鳥葬 まだ人間じゃない

  • 『鳥葬 まだ人間じゃない』

  • 江波光則
  • ガガガ文庫(小学館)
  • 620円(税込)
  • 2013年5月刊
  • かつて犯した「殺人」の過去を交換した八尋が死んだ。主人公・陵司に「過去に殺される」とのメールを残して。事件の記憶を核に、少年少女の心の内を描く群像劇。

最優秀推薦文

最近、俺のTwitterの様子がちょっとおかしいんだが。

推薦文No.9-1
関西大学現代文学研究部

 いきなりだが「人は死んだらどこにいく?」という問いに貴方はどう答えるだろうか?
 正解を出せというわけではない。むしろこの問題に正解なんてものは無いだろう。とにかく何でもいいから、自分なりの答えを出してみてほしい。
そして、それができたらこの本を手にとってもらいたい。この本には、質問の答えの1つが書いてある。

 本作は1人の少年の死をきっかけにして始まる。ラブホテルで首を吊って死んだ、他殺か自殺かもわからない彼の死と、それに関係する主人公たちの物語だ。
しかし読み始めればわかるが、作中では「彼がどうして死んだか」というよりも、むしろ「彼がどのように生きていたか」が話題の中心になっている。それも、「現実の彼がどのように生きていたか」ではなく、「ネット上の彼がどのように生きていたか」ということが。

 最近、初めて会った人が名前を聞いた次に「SNSやってる?」と聞いてくることが少なくない。むしろ、それらに登録しているのが当然かのように話しかけられることすらある。
 私自身もいくつかのSNSを利用しているが、しかし実際に会った人にSNSのことを聞かれる度に、「それを見てあなたのことを判断するから」と言われているように感じてしまう。
 勿論、そのSNS上にいるのは紛れもなく私だ。しかし同時に、見られたくない私でもある。
 例えば、友達に対する接し方と家族に対する接し方で違うところはないだろうか?この人にだけはこう思われたくないと思ったことはないだろうか?そういう、自分が見せたくない面を「見せて?」と他人に問われた時、貴方はどう思うだろうか?

 SNSは、そういう可能性を可視化してネット上に生かし続けるシステムだと本作では言っている。そこでは、削除されないかぎりその人のことが文字で、写真で、データとして残り続けるのだと。そして、ある人が現実に死んでしまったとき、その人がネット上に残したその人自身は、ほとんどの場合消えることなく永遠に残り続けるのだと。
 つまり、本作の出す「人は死んだらどこにいく?」の答えは、「残り続ける」というものだ。まるで腐らない死体のように、ただそこにあり続ける。ゾンビのように生き続ける私たち。

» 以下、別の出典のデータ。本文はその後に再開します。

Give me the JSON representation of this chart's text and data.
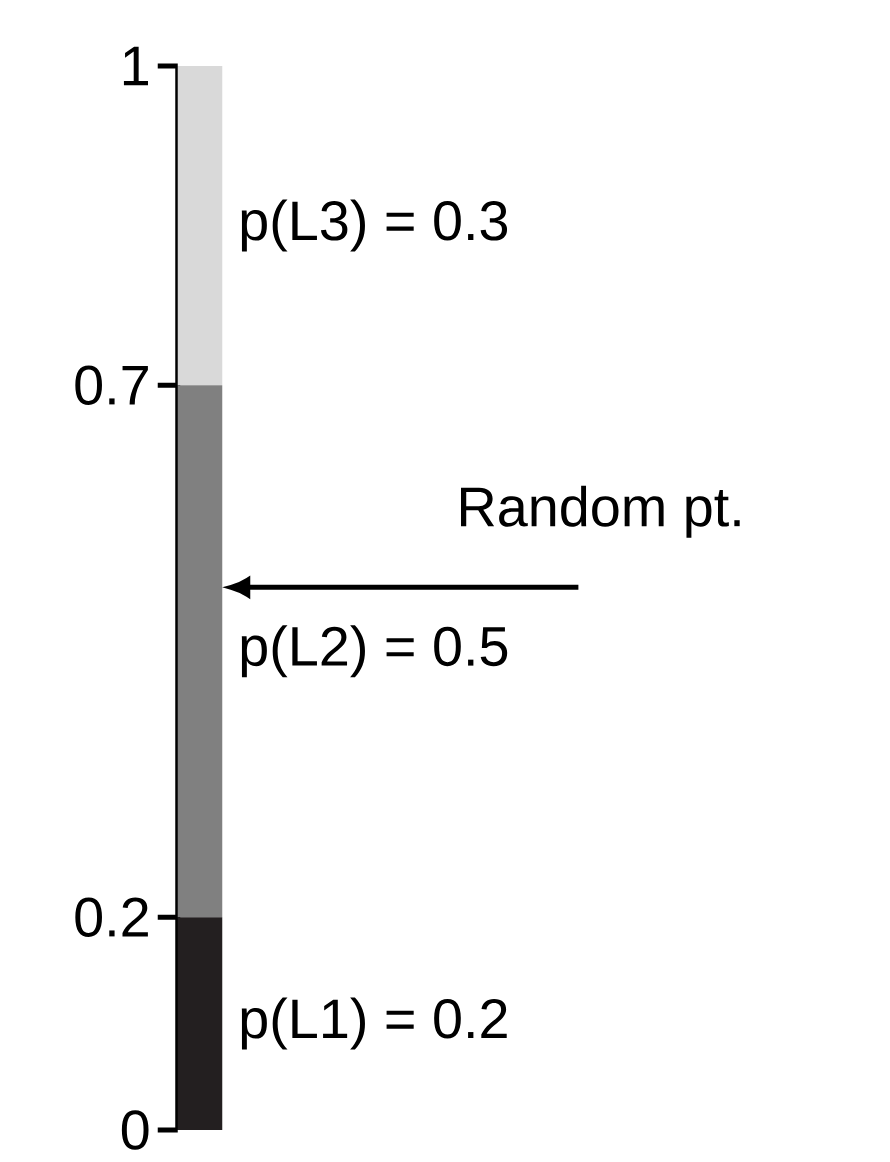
{
  "chart_data": {
    "type": "bar",
    "stacked": true,
    "categories": [
      null
    ],
    "series": [
      {
        "name": "p(L1) = 0.2",
        "color": "#231f20",
        "values": [
          0.2
        ]
      },
      {
        "name": "p(L2) = 0.5",
        "color": "#808080",
        "values": [
          0.5
        ]
      },
      {
        "name": "p(L3) = 0.3",
        "color": "#d9d9d9",
        "values": [
          0.3
        ]
      }
    ],
    "ylim": [
      0,
      1
    ],
    "yticks": [
      0,
      0.2,
      0.7,
      1
    ],
    "annotations": [
      "Random pt."
    ]
  }
}
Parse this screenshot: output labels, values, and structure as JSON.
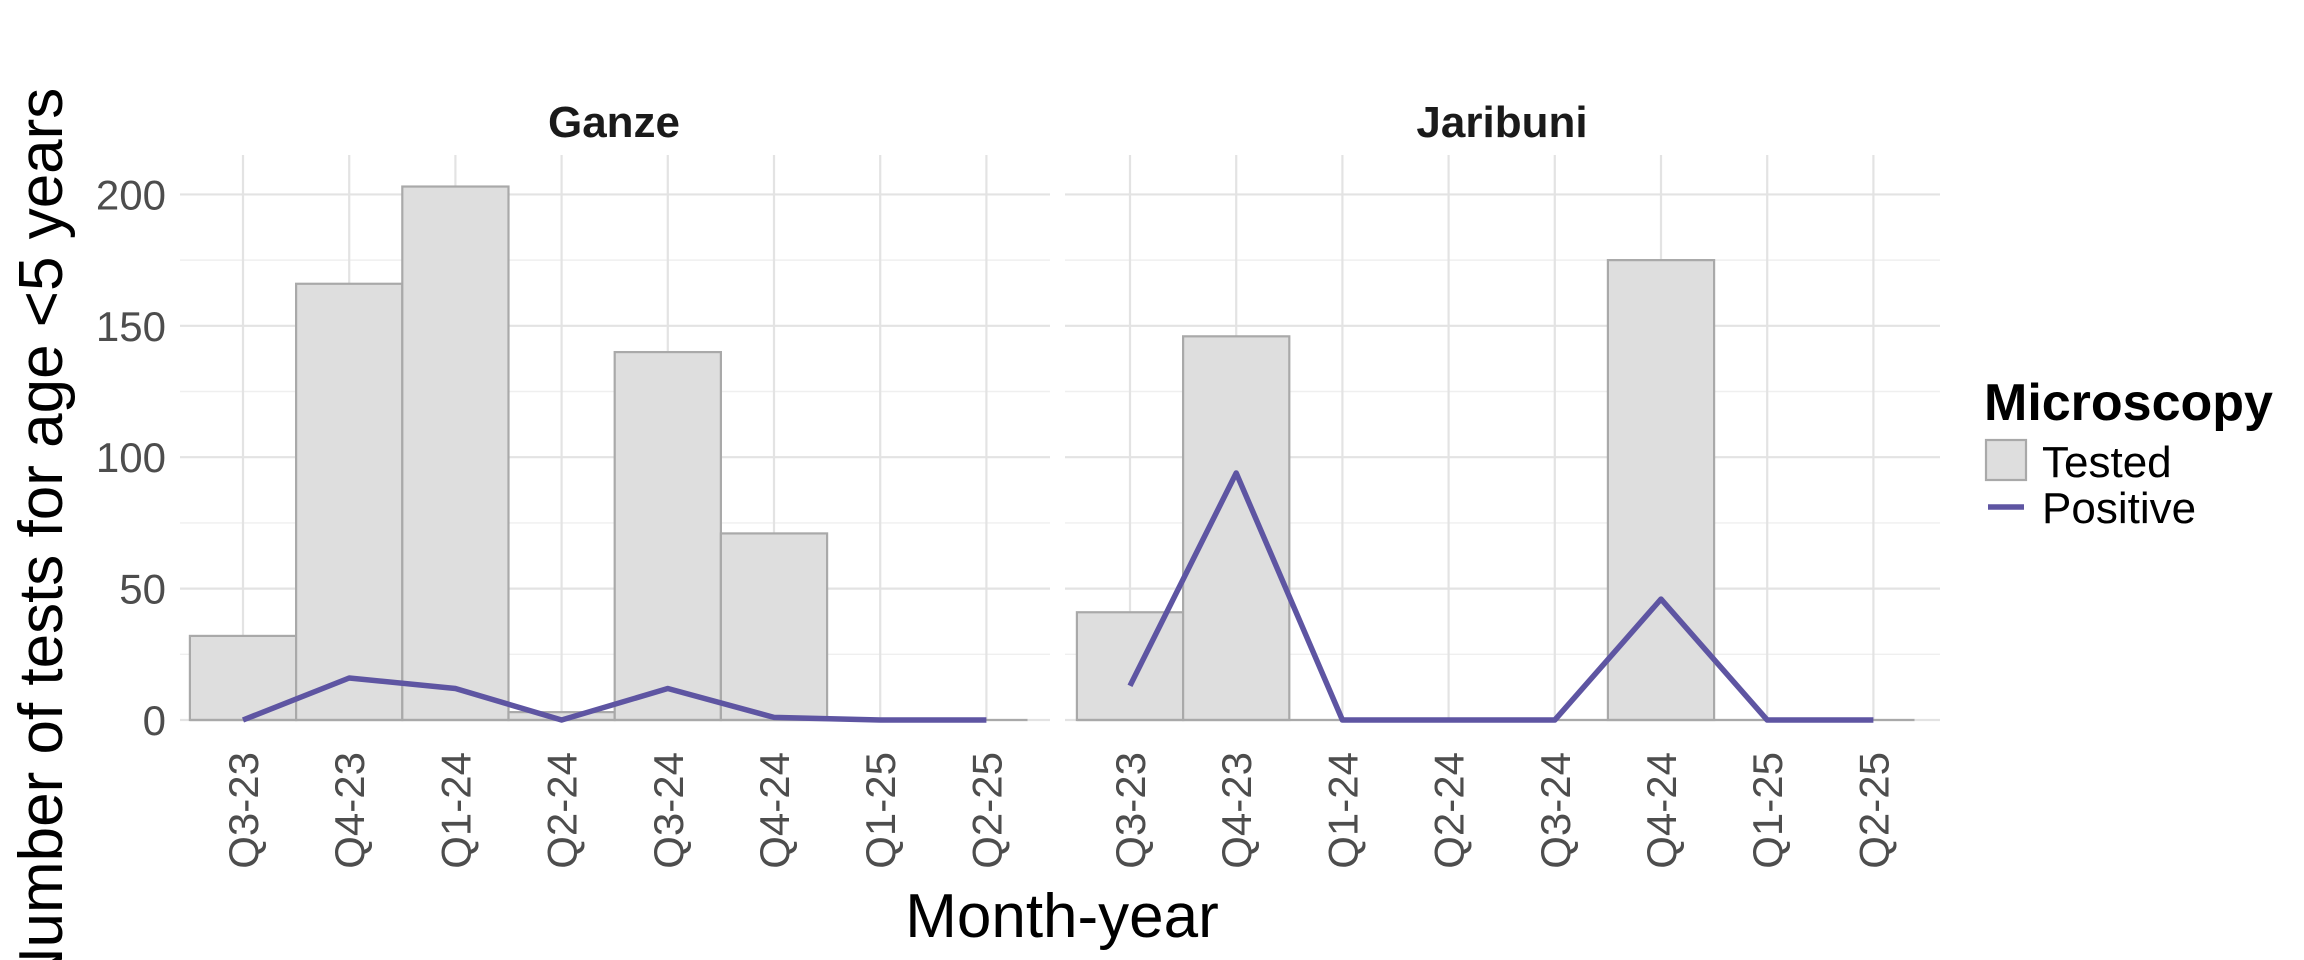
{
  "chart_data": {
    "type": "bar",
    "xlabel": "Month-year",
    "ylabel": "Number of tests for age <5 years",
    "ylim": [
      0,
      215
    ],
    "yticks": [
      0,
      50,
      100,
      150,
      200
    ],
    "categories": [
      "Q3-23",
      "Q4-23",
      "Q1-24",
      "Q2-24",
      "Q3-24",
      "Q4-24",
      "Q1-25",
      "Q2-25"
    ],
    "grid": true,
    "legend": {
      "title": "Microscopy",
      "placement": "right",
      "items": [
        {
          "label": "Tested",
          "kind": "bar"
        },
        {
          "label": "Positive",
          "kind": "line"
        }
      ]
    },
    "colors": {
      "bar_fill": "#dedede",
      "bar_outline": "#a9a9a9",
      "line": "#5e55a2"
    },
    "facets": [
      {
        "name": "Ganze",
        "series": [
          {
            "name": "Tested",
            "type": "bar",
            "values": [
              32,
              166,
              203,
              3,
              140,
              71,
              0,
              0
            ]
          },
          {
            "name": "Positive",
            "type": "line",
            "values": [
              0,
              16,
              12,
              0,
              12,
              1,
              0,
              0
            ]
          }
        ]
      },
      {
        "name": "Jaribuni",
        "series": [
          {
            "name": "Tested",
            "type": "bar",
            "values": [
              41,
              146,
              0,
              0,
              0,
              175,
              0,
              0
            ]
          },
          {
            "name": "Positive",
            "type": "line",
            "values": [
              13,
              94,
              0,
              0,
              0,
              46,
              0,
              0
            ]
          }
        ]
      }
    ]
  }
}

 日々を生きている私たちは、消してしまえるデータを軽視してしまいがちである。どうせ誰も見ていないだろうから、問題があったら消せばいいからと軽々しく考えてしまうことがある。けれど、それらのデータはあくまでも自分自身なのだ。消してしまえるデータは、消してしまえない自分に帰ってくる。あったことはなかったことにならない。
 この作品は、なかったことにしようとする私たちの姿をくっきりと映し出している。何も消えることなどないと、そう私たちに告げているのだ。

 では、最後にもう1つ質問をしよう。
 「目の前に残り続ける見たくないものを、貴方はどうしますか?」
 その答えも、この本に書いてある。